Met het opzoeken
van stalling in Trinidad en het aansluitende e-mails hebben we nogal wat stroom
verbruikt. Na het eten willen we de motor draaien, zodat onze nieuwe alternator
de accu’s bij kan laden. Als ik contact maak komt er een hoop lawaai en gevonk
uit het motorruim. Kapotte startmotor? Dat kan er ook nog wel bij. Bij de
afgebroken windgenerator, de defecte spanningsregelaar, de haperende tachometer,
de verloren roeispaan, de losgeschoten preekstoel en de verloren
kettingstripper. In het donker is het niet goed werken aan de motor, dus we
slapen eerst (onrustig). ’s Morgens ontdekken we dat de moer van de kabels aan de
plus van de startmotor los zit. Dat gaf het gevonk en geen start. Valt dus
gelukkig mee. Alle andere voornoemde dingen, behalve de chainstripper zijn
opgelost.
Van Marsh Harbour
varen we langs de tvtas van de Near Bahamas, langs Lubbers Island (hier wordt
een groot staatsman geƫerd) en we ankeren in de buurt van Little Harbour onder
Lyanard Cay. ‘s Morgens om 6 uur bereiden
we ons vertrek voor en als eerste van een stuk of 10 boten nemen we de nauwe
doorgang door de riffen en koersen naar Eleuthera.
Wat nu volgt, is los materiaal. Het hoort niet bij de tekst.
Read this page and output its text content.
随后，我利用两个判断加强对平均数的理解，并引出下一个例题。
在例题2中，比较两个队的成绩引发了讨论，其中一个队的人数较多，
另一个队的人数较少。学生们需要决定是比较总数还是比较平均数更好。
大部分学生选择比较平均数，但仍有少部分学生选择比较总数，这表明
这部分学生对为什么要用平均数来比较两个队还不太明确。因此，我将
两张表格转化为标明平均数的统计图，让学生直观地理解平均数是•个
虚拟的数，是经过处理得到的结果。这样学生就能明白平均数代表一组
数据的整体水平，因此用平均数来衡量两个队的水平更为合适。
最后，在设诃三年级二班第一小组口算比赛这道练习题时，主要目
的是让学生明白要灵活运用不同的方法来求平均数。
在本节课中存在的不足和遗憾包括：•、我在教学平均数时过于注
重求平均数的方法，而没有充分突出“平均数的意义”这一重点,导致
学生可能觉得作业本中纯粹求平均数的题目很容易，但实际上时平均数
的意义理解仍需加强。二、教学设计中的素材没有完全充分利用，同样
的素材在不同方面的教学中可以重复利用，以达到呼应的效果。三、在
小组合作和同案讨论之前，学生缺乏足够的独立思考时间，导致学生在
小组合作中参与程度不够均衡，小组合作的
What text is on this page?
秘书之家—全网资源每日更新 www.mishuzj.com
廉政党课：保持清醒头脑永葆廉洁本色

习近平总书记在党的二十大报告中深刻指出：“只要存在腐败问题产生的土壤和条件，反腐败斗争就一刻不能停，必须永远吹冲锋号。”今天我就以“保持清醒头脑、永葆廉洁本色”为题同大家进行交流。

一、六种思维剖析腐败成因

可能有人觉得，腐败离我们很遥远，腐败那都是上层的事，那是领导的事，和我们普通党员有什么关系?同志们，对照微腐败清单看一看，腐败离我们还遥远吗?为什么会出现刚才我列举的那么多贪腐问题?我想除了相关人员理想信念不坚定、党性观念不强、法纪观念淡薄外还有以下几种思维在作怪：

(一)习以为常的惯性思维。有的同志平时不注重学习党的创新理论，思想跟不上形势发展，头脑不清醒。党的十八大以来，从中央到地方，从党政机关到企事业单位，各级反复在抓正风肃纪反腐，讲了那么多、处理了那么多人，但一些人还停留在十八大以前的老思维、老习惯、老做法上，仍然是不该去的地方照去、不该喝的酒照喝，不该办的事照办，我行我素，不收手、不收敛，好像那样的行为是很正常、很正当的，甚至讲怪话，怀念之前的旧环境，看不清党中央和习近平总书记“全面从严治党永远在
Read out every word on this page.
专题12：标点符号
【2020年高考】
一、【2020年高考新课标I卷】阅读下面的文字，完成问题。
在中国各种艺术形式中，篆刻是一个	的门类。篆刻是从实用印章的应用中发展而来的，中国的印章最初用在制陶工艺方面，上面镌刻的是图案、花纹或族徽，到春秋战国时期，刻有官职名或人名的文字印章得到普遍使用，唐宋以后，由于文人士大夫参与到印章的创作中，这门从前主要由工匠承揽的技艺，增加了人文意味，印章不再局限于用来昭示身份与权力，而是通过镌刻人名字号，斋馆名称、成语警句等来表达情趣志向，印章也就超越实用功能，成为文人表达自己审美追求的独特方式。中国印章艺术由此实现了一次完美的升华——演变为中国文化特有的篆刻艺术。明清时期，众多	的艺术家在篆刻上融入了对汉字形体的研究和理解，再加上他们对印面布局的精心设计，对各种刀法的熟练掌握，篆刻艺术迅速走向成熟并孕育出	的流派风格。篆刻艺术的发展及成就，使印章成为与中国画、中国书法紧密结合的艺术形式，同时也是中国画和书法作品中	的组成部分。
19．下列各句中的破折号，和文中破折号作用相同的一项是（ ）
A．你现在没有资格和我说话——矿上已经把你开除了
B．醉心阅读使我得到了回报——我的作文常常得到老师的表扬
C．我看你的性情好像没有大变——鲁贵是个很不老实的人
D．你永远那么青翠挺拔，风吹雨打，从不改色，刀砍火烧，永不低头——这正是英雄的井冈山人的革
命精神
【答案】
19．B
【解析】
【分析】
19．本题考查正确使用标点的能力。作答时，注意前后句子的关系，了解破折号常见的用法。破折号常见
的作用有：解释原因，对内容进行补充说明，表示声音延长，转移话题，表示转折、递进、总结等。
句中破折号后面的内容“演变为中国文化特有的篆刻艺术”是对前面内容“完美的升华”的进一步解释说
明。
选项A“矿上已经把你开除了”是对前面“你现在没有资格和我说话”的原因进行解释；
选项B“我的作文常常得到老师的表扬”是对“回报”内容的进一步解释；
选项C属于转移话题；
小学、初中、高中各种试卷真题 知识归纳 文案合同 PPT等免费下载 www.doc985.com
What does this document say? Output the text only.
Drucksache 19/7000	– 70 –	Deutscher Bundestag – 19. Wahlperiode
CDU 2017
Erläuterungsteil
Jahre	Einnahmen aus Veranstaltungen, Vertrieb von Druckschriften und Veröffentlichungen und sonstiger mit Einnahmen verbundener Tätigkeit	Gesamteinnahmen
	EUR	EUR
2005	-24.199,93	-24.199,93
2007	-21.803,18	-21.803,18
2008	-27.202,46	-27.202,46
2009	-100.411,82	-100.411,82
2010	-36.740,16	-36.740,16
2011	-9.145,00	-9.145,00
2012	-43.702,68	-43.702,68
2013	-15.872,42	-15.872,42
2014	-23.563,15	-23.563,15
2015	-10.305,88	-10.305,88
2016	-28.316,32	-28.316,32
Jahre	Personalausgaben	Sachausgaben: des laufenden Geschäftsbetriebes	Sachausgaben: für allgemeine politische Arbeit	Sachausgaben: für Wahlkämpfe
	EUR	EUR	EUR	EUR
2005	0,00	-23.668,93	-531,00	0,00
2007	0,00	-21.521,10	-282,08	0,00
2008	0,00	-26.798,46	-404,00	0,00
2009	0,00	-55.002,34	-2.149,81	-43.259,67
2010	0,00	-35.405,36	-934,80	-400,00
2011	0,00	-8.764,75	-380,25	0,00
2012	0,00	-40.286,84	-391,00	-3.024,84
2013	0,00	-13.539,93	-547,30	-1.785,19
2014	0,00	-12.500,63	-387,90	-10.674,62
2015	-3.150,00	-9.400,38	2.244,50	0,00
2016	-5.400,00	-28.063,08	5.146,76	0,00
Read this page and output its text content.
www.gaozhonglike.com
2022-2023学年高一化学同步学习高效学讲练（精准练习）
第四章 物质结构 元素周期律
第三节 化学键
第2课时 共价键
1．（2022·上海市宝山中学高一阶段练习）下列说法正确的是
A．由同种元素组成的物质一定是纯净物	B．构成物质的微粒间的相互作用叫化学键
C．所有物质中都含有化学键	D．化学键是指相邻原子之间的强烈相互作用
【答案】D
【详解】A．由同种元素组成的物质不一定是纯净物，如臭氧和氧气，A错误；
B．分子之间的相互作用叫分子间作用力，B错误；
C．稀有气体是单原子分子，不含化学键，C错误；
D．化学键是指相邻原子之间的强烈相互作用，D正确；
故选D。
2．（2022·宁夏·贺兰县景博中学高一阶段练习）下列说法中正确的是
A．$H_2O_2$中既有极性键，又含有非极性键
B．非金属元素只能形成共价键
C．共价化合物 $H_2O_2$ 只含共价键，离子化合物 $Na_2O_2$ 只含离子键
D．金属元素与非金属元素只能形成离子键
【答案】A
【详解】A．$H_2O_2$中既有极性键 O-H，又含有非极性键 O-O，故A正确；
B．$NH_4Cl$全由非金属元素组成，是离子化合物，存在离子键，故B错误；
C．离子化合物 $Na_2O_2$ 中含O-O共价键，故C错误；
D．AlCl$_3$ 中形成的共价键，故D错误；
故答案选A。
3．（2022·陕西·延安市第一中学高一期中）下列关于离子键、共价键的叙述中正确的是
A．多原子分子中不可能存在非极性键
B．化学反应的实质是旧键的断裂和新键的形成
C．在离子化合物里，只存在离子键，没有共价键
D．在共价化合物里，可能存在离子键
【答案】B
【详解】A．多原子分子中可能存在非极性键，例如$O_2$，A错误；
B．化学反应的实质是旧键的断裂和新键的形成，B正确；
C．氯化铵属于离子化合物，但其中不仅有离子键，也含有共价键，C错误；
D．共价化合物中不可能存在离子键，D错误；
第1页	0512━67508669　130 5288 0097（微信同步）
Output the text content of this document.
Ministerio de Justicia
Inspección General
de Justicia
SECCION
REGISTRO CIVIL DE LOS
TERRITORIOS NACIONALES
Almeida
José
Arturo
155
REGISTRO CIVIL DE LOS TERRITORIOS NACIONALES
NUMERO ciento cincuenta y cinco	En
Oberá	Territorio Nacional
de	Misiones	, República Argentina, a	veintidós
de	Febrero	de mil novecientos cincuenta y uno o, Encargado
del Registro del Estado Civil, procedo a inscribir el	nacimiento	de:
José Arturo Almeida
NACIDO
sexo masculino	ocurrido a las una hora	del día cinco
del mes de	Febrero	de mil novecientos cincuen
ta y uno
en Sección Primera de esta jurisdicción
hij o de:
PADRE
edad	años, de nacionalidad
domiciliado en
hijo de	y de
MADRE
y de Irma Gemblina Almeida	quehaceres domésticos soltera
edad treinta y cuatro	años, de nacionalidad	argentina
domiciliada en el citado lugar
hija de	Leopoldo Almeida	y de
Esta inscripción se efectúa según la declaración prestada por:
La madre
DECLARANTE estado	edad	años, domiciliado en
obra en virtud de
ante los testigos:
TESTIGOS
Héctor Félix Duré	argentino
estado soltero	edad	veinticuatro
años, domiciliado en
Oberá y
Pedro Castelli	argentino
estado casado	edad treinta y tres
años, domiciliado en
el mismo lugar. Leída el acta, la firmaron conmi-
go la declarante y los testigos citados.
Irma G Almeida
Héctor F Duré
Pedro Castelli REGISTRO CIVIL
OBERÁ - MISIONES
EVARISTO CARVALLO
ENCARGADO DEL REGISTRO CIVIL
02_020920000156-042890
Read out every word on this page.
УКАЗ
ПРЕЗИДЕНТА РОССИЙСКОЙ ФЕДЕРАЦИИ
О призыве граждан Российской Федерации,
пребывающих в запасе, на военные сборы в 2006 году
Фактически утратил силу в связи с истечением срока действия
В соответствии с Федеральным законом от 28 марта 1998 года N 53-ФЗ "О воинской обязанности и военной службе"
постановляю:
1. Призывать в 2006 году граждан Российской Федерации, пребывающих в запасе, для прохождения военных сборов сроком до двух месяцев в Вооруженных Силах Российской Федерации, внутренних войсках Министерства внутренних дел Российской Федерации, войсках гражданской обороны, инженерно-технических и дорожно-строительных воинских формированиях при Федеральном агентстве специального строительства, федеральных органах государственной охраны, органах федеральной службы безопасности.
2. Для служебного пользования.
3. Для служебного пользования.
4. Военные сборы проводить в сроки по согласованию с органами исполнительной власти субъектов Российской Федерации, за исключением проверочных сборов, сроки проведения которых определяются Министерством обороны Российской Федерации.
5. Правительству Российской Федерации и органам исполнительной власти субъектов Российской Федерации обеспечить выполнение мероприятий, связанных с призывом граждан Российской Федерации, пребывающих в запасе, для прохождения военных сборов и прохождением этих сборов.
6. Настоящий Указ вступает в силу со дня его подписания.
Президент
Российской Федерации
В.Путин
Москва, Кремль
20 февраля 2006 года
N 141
Voorspeld was 4 tot 5 Bft,
maar het is 5 tot 6 Bft: 11 uur stampen schuin tegen de wind in. Maar we
bereiken bij daglicht de baai van Royal Island. Er liggen 20 boten in de beschutte
baai met een ingang van 10 meter breed. De volgende morgen vertrekken we als
enige, er is een dag regen voorspeld. Maar de oversteek naar Alice Town gaat
soepel en de regen valt mee. Alice Town is een lagune waar de ingang door de
rotsen met explosieven is gemaakt.
Binnen liggen we
met 12 andere boten uit vele landen. Twee mannen van de boot naast ons komen aanvaren: Goede middag ... Robbert is op zijn 17e van Warmond naar de
USA verhuisd en heeft leren zeilen op de Kaagerplas. We praten over de Annalena
en de lastige doorgang Current Cut met stroom en riffen.
Volgende stop is
Governors Harbour, de hoofdstad van Eleuthera. In de nacht harde wind. We
liggen beschut, maar de swell doet de boot schommelen en stampen. We slapen
weinig.
Er staan mooie
Engelse zomerhuizen op de heuvels, er is een oude bibliotheek en op vrijdag kun
je bloed geven bij de medische post (voor een Guinness). We maken er lange
wandelingen en vergeten bloed te geven. Als Rommy naar de kapper is koop ik
zelf een blikje Guinness in de liquorstore. De kapster deed maar wat, zegt
Rommy. Voor we het anker ophalen praten we nog kort met de Amerikanen van de
grote boot naast ons. Ze hebben een zomer in Trinidad op de kant gestaan op
dezelfde boatyard als waar wij naar toe gaan. Het is er perfect zeggen ze,
alleen erg warm. Ze begonnen ’s nachts om 3 uur te werken en stopten om 9 uur.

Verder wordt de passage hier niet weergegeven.